Que reste-t-il à ceux qui
savent leurs emplois condamnés, sacrifiés sur l’autel d’un capitalisme
néolibéral effréné et obnubilé par la recherche d’un profit croissant quelles
qu’en soient les conséquences, si ce n’est la violence ? La violence pour
conserver une forme de dignité à ses propres yeux et à ceux de ses proches, la
violence pour se donner collectivement du courage, la violence pour tenter de
faire pression, d’obtenir un peu mieux, ou un peu moins mal, que ce que l’on
s’apprête à leur accorder avec plus ou moins de dédain.
C’est parce qu’une usine
d’abattage de poulets dans le Finistère va fermer qu’une centaine de salariés
décident de se mobiliser en occupant les lieux. Depuis des semaines, un
Secrétaire d’Etat a été désigné pour tenter de trouver une solution et limiter
la casse sociale. En vain jusque-là. Dans une ultime tentative, il décide,
malgré les recommandations contraires de son staff, de se rendre une fois de
plus sur place pour rencontrer les ouvriers en révolte et tenter, sans
véritable mandat, sans projet construit, de désamorcer le conflit.
Très vite, ce naïf
politique (il paraît que cela existe…), aveuglé par son idéal d’une société de
gauche plus juste et torturé par une histoire personnelle qui le mine de
l’intérieur, va devenir l’emblème même d’un conflit qui va prendre de
l’ampleur. De médiateur il se transforme en otage d’une classe ouvrière qui n’a
plus rien à perdre. Le voici séquestré,
symbole de la révolte des petits et des pauvres envers l’élite, catalyseur de
toutes les frustrations et de tous les espoirs.
A partir de là, Arno
Bertino élabore un livre très politique et très moderne. Un récit où chacun
s’exprime, avec son propre langage, celui élaboré des gouvernants et des conseillers,
celui syntaxiquement bancal de ces ouvriers qui ont très vite arrêté l’école,
celui formaté des forces de l’ordre qui entourent l’usine. Plus le conflit dure
et s’enlise, plus les rapports entre les êtres changent, plus les lignes se
fracturent ou s’interpénètrent.
Il est beaucoup question
des corps dans ce roman. Ceux des poulets que l’on abat à la chaîne sans plus y
penser, victimes expiatoires d’un système productif déshumanisé. Ceux des
ouvriers usés par les postures répétitives. Ceux des occupants qui s’entassent,
se mêlent ou se frôlent dans une usine qui devient à la fois un lieu de débats,
de conflits, de rencontres et de joyeux bordel en forme de pied-de-nez au
système. Celui de l’otage, défait, et dont le lustre et le pouvoir s’effacent
au fur et à mesure que les kilos fondent et que la barbe pousse. Tous ces corps
sont à leur tour entourés des corps d’Etat, CRS, Préfet, Ministres, Chef de
l’Etat, journalistes qui ne cessent d’hésiter sur la conduite à tenir,
l’essentiel étant de sauver les meubles avec le moins de dégâts possibles en
termes de retombées médiatiques. Alors s’il faut pour cela sacrifier un membre
faible, c’est un prix acceptable à payer… Une lutte des corps (des classes)

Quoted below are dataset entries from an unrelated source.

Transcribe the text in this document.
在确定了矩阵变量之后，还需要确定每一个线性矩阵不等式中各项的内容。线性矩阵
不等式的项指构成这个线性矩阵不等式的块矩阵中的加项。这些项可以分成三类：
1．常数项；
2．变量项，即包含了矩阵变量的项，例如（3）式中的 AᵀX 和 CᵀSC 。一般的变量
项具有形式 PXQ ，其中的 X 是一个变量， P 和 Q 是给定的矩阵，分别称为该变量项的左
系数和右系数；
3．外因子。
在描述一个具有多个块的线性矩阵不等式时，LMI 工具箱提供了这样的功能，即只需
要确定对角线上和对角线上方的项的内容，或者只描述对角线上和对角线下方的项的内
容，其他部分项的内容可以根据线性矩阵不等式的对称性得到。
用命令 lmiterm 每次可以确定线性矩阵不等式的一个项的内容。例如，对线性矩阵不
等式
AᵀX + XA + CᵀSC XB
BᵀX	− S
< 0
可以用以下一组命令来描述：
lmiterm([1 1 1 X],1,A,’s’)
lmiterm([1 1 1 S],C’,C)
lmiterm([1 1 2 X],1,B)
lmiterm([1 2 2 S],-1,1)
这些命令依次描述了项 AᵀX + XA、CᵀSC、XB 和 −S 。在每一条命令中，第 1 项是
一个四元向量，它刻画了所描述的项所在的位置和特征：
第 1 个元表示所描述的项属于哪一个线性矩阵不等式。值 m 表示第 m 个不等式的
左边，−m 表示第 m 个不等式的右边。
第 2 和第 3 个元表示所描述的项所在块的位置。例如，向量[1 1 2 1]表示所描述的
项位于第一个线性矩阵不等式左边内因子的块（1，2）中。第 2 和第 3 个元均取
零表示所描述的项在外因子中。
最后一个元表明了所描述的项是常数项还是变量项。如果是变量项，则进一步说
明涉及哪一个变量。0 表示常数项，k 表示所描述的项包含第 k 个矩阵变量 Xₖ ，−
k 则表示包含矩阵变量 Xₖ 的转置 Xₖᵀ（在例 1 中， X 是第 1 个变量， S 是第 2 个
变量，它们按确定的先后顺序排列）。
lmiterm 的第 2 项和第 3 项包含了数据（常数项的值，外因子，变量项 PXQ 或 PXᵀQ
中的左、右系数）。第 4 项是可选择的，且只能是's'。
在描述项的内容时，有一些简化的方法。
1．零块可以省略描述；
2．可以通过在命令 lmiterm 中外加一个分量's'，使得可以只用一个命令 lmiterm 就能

entre les sacrifiés et le système en quelque sorte.
Il n’est pas toujours
simple de suivre la trame d’un récit où se multiplient points de vue et
histoires personnelles. Mais c’est aussi ce qui fait la force d’un roman
original, politique et engagé et qui illustre les inconciliables contradictions
inhérentes à un système où l’humain est de plus en plus exclu ou marginalisé.
Alors, forcément, un jour cela pète.
Arno Bertino pose les
bases d’une nouvelle écriture, alternative, vraie, âpre et rude comme nos
sociétés où une infime minorité est prête à confisquer toujours plus au
détriment du reste du monde, restant aveugle et sourde aux conséquences
inéluctables. C’est juste une question de temps.